Creating the Landscape of Key Player
Bob Ross is famous for being a painter, art instructor, and television host. People of a certain age, including these authors, remember him for his Joy of Painting broadcast, which ran for 12 years on PBS. Ross joyfully painted scenic landscapes, usually filled with “happy little trees.” Apart from his charm, what made the show interesting television was the way he created the painting. Beginning with the background, he added layer upon layer, moving toward the foreground. And just when you thought he was done, he added another layer, which made the painting richer and more detailed. Building a sales strategy is much like Bob Ross and his paintings.
Beginning with the background, you add layer upon layer until you have a clear and detailed picture. And key players are part of that background. Who should be included? Obviously, not every player is a key player, because not everyone inside your customer’s organization is involved in every decision. Each situation is different, so each picture will be different. What matters for the picture is who is involved in—and who has influence over—a decision. This could be anyone and depends on many factors which change from sale to sale. But it usually includes people:
- who have buying influence
- who will be affected by the decision
- who are influential over others.
It’s been our experience that not all of these key players will be obvious or explicitly visible, nor will you necessarily know them by name or title. It pays to draw on others’ expertise and experience. Top performers tend to cast a wide net at the beginning because they do not want to be blind-sided by the surprise entrance of someone they neglected.

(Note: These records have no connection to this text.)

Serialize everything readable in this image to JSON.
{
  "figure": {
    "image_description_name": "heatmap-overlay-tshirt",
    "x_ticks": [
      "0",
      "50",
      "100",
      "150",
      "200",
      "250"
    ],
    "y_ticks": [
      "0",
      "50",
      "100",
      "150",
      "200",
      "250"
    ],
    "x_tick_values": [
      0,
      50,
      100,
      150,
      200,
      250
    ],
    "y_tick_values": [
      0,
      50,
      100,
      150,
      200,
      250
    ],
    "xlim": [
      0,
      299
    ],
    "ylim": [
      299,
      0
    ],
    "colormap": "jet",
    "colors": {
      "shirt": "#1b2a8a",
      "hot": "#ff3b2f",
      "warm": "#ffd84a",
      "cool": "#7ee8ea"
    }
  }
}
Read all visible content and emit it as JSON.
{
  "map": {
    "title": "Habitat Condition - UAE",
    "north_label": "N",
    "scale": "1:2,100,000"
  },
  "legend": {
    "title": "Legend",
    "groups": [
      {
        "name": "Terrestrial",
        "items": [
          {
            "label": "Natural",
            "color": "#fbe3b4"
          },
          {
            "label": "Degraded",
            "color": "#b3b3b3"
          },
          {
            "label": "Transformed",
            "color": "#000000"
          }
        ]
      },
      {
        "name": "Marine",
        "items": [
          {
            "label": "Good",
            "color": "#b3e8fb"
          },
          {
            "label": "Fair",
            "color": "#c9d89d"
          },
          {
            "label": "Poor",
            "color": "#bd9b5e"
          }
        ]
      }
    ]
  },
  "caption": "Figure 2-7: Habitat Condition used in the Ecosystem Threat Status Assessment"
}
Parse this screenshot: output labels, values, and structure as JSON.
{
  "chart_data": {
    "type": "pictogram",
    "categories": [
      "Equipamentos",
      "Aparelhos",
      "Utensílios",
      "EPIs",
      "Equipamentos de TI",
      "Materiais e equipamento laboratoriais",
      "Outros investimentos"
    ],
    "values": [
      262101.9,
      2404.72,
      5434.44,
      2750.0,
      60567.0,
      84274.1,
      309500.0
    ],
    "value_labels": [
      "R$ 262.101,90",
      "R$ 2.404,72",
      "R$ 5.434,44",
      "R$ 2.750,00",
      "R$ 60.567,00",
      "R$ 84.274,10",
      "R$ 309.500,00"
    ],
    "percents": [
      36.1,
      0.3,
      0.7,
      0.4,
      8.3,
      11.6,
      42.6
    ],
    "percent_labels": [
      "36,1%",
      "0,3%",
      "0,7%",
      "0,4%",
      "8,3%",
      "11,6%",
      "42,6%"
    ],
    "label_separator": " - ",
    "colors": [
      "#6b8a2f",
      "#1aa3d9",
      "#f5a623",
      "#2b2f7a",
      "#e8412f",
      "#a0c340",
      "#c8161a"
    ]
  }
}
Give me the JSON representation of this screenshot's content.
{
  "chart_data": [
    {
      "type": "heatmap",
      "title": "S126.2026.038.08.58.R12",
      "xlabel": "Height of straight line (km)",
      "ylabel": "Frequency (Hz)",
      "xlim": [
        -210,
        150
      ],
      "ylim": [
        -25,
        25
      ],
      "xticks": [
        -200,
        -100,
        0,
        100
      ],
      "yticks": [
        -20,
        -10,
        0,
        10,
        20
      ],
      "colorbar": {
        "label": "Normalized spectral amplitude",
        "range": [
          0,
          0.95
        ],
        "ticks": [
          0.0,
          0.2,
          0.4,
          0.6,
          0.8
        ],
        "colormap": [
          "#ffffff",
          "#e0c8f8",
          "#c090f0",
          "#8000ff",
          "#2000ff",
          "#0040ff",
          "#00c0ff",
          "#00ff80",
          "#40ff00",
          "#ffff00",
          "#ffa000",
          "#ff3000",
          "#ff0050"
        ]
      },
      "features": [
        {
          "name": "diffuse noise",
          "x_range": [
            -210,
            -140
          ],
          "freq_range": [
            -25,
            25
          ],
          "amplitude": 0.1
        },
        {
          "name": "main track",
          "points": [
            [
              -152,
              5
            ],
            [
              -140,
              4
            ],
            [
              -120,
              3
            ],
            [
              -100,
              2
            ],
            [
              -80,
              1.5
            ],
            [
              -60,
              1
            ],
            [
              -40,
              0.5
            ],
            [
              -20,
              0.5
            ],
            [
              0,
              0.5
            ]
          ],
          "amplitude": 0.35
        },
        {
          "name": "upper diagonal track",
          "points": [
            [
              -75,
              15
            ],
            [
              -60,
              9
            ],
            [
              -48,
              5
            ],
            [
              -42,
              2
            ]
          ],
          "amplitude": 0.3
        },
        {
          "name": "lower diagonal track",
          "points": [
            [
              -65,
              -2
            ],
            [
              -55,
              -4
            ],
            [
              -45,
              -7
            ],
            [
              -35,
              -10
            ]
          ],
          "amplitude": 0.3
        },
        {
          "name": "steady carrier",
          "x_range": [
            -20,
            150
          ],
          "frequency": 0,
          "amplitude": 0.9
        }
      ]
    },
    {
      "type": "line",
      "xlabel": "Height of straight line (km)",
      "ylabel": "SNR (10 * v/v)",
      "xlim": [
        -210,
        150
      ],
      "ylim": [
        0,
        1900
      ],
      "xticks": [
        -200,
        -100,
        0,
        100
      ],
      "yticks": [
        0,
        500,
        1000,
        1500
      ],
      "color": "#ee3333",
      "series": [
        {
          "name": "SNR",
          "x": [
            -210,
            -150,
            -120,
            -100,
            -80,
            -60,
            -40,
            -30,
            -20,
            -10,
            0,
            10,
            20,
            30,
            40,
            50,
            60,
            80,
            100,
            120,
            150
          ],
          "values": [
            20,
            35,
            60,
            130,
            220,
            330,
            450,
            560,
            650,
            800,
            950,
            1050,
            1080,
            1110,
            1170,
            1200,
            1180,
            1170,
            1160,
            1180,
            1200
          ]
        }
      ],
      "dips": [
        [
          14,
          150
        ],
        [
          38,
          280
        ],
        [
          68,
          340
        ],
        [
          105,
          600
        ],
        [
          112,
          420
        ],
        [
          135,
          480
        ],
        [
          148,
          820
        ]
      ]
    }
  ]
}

The “picture” refers to the graphical and narrative depiction of how your customer is going to make their decision. Having it in hand will, like a carefully rendered blueprint, allow you to determine an appropriate strategy for moving forward.
We Learn From Our Mistakes
We were once asked to submit a proposal for an engagement at the annual sales meeting for a major drug manufacturer. The person who contacted us told us they were eager to move forward because of tight timelines, and they indicated that there were two people involved in deciding which vendors they were going to work with. We knew both individuals and thought of them as an advocate for our solutions. What we didn’t know was that there was a third person—even more influential in this decision—and they were not an advocate. We had already booked plane tickets for our development meeting when we got the phone call that the deal was off. We hadn’t developed a strategy because we didn’t think we needed to. There were only two people involved and they loved us—or so we thought. You have to have a clear understanding of who is involved or you will not develop the right strategy.